Essa semana, recebi um e-mail revoltado de um amigo que está usando pseudônimo e, em solidariedade a ele, cidadão honesto, trabalhador e que paga seus impostos em dia, resolvi dar-lhe voz no blog. Vejam a lamentável situação pela qual o rapaz passou:

“Amigos,

Há menos de um mês atrás, meu cunhado, ao parar para almoçar num desses restaurantes na estrada, ao voltar para seu carro, teve o dissabor de encontrar o mesmo com o vidro da porta traseira esquerda estourada e a coluna da mesma porta entortada, muito provavelmente com o auxílio de um pé-de-cabra, a julgar pela aparência dos danos. Como ele se lembrou de ter visto um policial militar (reconheceu a profissão pela farda...) dentro do restaurante enquanto almoçava, voltou até o estabelecimento e pediu ajuda ao mesmo. O policial então disse ao meu cunhado que pelo fato da ocorrência se dar em uma rodovia federal, ele estava fora de sua jurisdição e portanto não poderia fazer nada. Quando eu soube disso, fiquei chateado por imaginar o desgosto dele, um cara honesto, que conseguiu o que tem hoje através do seu trabalho ao longo de vários anos...
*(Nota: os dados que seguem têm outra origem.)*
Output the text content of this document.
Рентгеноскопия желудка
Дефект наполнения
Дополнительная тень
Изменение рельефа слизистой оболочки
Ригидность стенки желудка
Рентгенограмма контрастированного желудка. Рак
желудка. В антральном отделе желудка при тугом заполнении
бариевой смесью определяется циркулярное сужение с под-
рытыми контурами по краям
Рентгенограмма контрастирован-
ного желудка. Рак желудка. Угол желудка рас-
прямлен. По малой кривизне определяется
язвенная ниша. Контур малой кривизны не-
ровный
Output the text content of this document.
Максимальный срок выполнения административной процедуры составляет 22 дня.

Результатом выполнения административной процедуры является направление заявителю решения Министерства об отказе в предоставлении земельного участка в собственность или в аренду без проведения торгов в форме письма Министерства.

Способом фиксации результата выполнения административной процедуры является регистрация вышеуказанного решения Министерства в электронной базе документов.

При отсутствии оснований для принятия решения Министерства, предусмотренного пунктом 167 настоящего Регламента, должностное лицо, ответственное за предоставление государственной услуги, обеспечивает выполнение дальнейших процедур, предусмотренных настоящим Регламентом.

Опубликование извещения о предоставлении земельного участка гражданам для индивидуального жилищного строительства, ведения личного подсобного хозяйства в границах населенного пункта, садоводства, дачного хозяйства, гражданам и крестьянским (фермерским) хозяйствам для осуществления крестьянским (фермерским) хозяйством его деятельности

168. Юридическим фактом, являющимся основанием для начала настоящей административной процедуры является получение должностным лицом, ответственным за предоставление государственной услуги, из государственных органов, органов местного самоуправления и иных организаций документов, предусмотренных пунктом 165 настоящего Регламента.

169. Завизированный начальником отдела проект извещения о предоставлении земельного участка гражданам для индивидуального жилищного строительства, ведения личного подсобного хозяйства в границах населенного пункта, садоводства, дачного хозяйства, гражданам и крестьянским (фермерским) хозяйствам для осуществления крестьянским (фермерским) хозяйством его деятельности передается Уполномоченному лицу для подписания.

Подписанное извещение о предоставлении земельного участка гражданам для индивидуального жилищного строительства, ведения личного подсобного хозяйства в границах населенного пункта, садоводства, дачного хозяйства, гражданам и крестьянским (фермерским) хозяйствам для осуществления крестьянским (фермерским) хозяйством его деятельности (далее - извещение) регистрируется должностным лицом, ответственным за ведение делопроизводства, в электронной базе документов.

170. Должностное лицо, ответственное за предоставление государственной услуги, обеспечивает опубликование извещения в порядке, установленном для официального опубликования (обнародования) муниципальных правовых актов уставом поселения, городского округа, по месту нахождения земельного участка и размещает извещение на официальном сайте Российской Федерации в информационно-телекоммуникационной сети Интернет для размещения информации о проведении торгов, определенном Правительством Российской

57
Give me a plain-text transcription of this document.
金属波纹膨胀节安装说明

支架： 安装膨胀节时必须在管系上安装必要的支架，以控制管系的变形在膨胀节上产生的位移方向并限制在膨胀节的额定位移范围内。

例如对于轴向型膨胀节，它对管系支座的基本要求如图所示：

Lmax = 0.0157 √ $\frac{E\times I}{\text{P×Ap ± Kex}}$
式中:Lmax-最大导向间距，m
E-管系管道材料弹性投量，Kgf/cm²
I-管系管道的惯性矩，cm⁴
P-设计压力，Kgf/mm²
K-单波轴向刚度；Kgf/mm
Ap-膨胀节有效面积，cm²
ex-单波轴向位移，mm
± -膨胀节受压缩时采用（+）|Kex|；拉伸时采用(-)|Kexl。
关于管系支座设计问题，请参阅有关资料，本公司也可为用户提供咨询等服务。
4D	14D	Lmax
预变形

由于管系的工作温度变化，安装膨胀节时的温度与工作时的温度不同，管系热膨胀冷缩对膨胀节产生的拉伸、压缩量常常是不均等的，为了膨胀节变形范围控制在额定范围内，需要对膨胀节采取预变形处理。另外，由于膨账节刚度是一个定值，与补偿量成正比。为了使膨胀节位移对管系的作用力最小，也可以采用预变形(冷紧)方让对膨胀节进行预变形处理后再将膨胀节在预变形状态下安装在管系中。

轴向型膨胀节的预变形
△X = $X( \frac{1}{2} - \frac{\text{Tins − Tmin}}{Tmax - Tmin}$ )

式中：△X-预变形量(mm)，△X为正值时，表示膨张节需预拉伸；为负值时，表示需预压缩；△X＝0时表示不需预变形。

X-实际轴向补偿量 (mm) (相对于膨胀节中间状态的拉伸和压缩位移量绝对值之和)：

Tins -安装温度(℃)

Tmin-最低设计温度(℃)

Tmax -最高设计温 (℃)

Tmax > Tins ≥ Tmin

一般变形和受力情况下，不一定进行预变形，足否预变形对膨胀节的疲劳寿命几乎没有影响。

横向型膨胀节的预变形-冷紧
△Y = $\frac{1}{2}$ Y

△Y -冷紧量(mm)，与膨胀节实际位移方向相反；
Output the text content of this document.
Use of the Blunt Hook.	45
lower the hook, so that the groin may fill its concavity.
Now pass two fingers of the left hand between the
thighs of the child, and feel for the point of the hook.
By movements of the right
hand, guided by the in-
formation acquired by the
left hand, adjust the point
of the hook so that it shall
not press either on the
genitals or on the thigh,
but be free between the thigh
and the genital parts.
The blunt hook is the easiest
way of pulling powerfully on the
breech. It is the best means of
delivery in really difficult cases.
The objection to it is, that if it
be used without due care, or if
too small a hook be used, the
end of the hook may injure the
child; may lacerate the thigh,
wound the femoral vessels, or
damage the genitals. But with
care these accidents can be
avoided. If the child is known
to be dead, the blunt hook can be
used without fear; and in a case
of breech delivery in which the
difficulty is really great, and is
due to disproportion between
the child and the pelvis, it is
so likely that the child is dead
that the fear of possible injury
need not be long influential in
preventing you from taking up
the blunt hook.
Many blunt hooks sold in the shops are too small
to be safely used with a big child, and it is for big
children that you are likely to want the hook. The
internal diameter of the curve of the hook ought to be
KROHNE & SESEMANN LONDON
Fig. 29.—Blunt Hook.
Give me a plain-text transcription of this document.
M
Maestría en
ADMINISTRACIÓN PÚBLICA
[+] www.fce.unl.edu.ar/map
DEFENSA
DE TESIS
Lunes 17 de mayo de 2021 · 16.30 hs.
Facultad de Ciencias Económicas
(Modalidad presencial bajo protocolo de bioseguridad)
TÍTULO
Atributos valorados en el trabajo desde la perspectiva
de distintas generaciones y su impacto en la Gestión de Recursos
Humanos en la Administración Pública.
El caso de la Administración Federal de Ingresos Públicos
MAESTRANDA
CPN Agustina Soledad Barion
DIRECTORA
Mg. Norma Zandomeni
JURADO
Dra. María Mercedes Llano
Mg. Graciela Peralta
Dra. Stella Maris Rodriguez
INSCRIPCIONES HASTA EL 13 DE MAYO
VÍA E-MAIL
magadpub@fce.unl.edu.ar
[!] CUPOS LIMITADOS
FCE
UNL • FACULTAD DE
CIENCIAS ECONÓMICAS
Pois bem, no último domingo à tarde, eu parei meu carro ao lado da igreja e fui participar da minha missa semanal. Lá pela segunda leitura, um barulho chato de alarme me tirou a concentração pois eu não conseguia mais ouvir o texto sagrado. Pensei, "tá parecendo o alarme do meu carro... " Mas como eu só ouvi esse alarme uma vez, há um ano e meio atrás, quando a concessionária me entregou o veículo e como, no fundo no fundo, o ser humano é otimista e sempre acha que as coisas ruins não vão acontecer com ele, eu disse pra mim mesmo: "Ah! não deve ser não. Deve ser algum descuidado que esqueceu de desarmar o alarme antes de abrir o carro..." Nisso o alarme parou. Ouvi mais um parágrafo da Epístola e a porra do alarme chato recomeça. Pensei: "Vou lá ver... " – e o alarme parou de novo, dessa vez bem mais rápido – "...Ah! Mas o que é que eu vou poder fazer se for mesmo o meu carro? Quando a missa acabar eu descubro".
Quando a missa acabou eu já tinha até esquecido do alarme. Mas aí eu descobri que tinham mesmo tentado levar o carro. Encontrei um buraco na lataria da porta, junto da fechadura. Fiquei feliz por um lado porque o maldito, filho-da-puta, desgraçado, morfético do ladrão não conseguiu levar o carro e isso por si só já foi um pequeno castigo pra essa criatura amaldiçoada, afinal ele não levou o meu e por causa do alarde todo, não deve ter conseguido levar o de mais ninguém. Pelo menos assim espero... Por outro lado, fiquei levemente emputecido, afinal de contas, eu não roubo, não mato, não como a mulher do próximo, não exerço cargo político em nenhum dos três poderes, enfim não faço nada de ilegal ou imoral que pudesse justificar tal sorte.
Entrei no carro e saí correndo, afinal vai que o ladrão resolveu me esperar pra levar o carro na marra, né? Fui direto para um posto da PM perto de casa (e longe do local da ocorrência). Chegando lá, disse ao soldado que gostaria de fazer um boletim de ocorrência de tentativa de furto. Ele me orientou a procurar uma delegacia da Polícia Civil, pois a militar só fazia B.O. de acidente de trânsito sem vítima. Eu disse que tudo bem, procuraria a delegacia então, mas questionei se não havia nenhum outro procedimento a fazer, afinal eu queria registrar a queixa no sentido de ajudar a polícia a identificar onde existem bandidos atuando pra ela poder saber onde reforçar o policiamento. Sabem qual foi a resposta? "A GENTE NÃO PODE FAZER NADA!"
Meus amigos, ouvi isso e todo o meu repertório de palavrões e impropérios me veio à mente mas, claro que fiquei mudo. Olhei em cima da mesa, atrás do soldado, e vi um fuzil jazendo em cima dela. Lembrei-me de quando era aluno da FATEC, numa manifestação que os alunos fizeram apoiando a greve dos professores (por melhores salários) e aproveitando pra pedir para que o governo do Estado melhorasse as condições da faculdade (a gente pleiteava na época coisas supérfluas como livros novos pra biblioteca, computadores pros laboratórios de informática, papel higiênico e sabonete pros banheiros...) e essa mesma "polícia" acabou carinhosamente com a manifestação disparando balas de borracha, bombas de efeito moral e de gás lacrimogênio contra os estudantes, terminando com as tradicionais massagens capilares com cacetetes. Aí sim eu fiquei totalmente emputecido!!!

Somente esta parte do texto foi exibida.